Comment by MK_Dev

7 days ago

This is a pretty cool idea and implementation. Any more details on the tech stack you guys are using (besides `browser-use`)?

Thank you! We have a fork of browser-use that lets us hand hold web agents since we know our tasks are repetitive. We can cache expected paths and fire alerts if we go off the rails. We'd love to contribute it back at some point, mainly a question of bandwidth.

We're evaluating Cua (https://www.ycombinator.com/companies/cua) to containerize our agents; am a fan so far. We're also putting Computer Use agents from (OAI and Anthropic) to the test. Many legacy ERPs don't run in the browser and we have to meet them there. I think we're a few months away from things working reliably and efficiently.

We're evaluating several of the top models (both open and closed) for browser navigation (claude's winning atm) and PDF extraction. Since we're performing repetitive tasks, the goal is make our workflows RL-able. Being able to rely on OSS models will help a lot here.

We're building our own data sets and evaluations for many of the subtasks. We're using openai's evals (https://github.com/openai/evals) as a framework to guide our own tooling.

Apart from that, we write in Typescript, Python, and Golang. We use Postgres for persistence (nothing fancy here). We host on AWS, and might go on premises for some customers. We plan on investing a lot into our workflow system as the backbone of our product.

I prefer open source when possible.
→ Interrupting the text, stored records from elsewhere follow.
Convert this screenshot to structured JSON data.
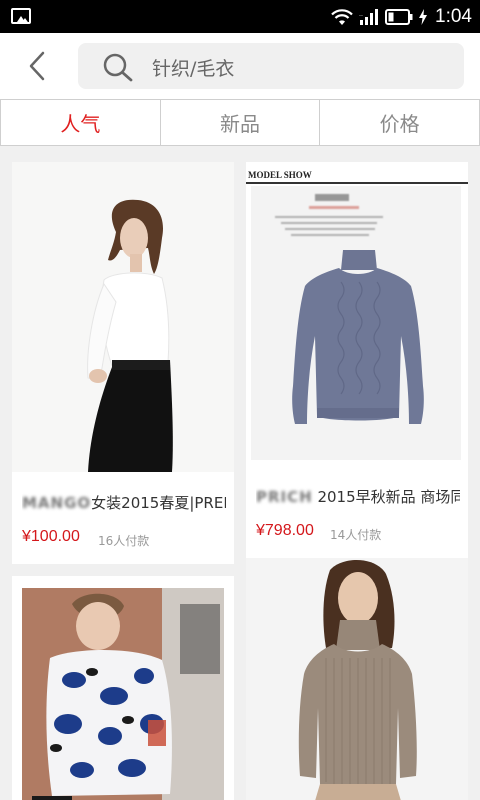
{
  "status_bar": {
    "time": "1:04",
    "icons": [
      "gallery-icon",
      "wifi-icon",
      "signal-icon",
      "battery-icon",
      "charging-icon"
    ]
  },
  "header": {
    "back_icon": "chevron-left-icon",
    "search_icon": "search-icon",
    "search_text": "针织/毛衣"
  },
  "tabs": [
    {
      "label": "人气",
      "active": true
    },
    {
      "label": "新品",
      "active": false
    },
    {
      "label": "价格",
      "active": false
    }
  ],
  "colors": {
    "accent": "#e02020",
    "price": "#d4171b",
    "background": "#f0f0f0"
  },
  "products": [
    {
      "brand_blurred": "MANGO",
      "title": "女装2015春夏|PREI",
      "price": "¥100.00",
      "sold": "16人付款"
    },
    {
      "brand_blurred": "PRICH",
      "title": " 2015早秋新品 商场同",
      "price": "¥798.00",
      "sold": "14人付款",
      "image_header": "MODEL SHOW"
    },
    {},
    {}
  ]
}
Everything's new and early, and many things require source changes that others might not be able to prioritize.

Edit - one thing I'd love to find a good solution for is reliably extracting handwriting from PDF documents. Clinicians have to do this a ton to keep the trains running on time, and being able to digitize that knowledge on the go will be huge.
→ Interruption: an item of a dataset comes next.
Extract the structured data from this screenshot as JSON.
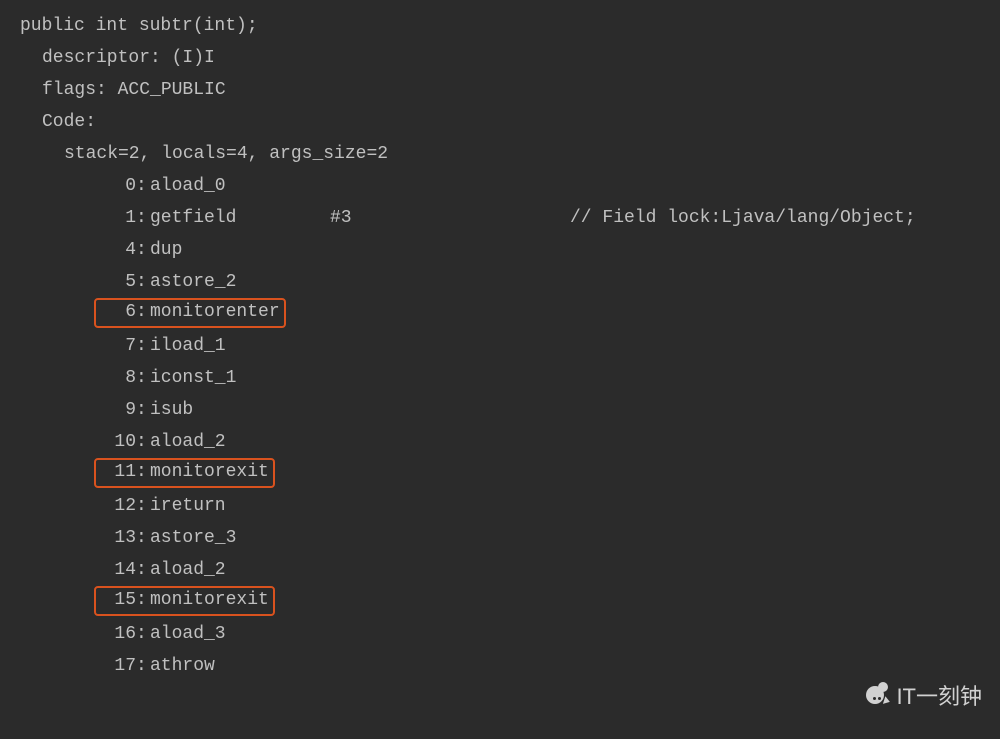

Very open to ideas here. We're seeing great tools and products come up by the day, including from our own YC batch.

  • what made you fork browser-use? what were the missing bits? your use case sounds similar to what they're trying with their new workflow-use repo (I am not affiliated with them, just curious)

    • It's a great repo! We had issues with iframes and framesets (which are old DOM tags) we had to write custom code for. Some DOMs need annotation to provide meaning to an LLM (for example, a button is clearly an "add demographics" button to the human eye, but is ambiguous in the DOM (ul contains li...). Some bottlenecks in navigation required manual attention. We keep those to a minimum. I think the future is being able to progress from highly deterministic JS code, to more agentic LLM-driven decisions. One does need to be able to control this for performance, cost, and accuracy. And yes we have some overlap with workflow-use's direction, but I hope that more such OSS methods gain popularity! It'd simply mean we can go after higher value and more complex clinical tasks!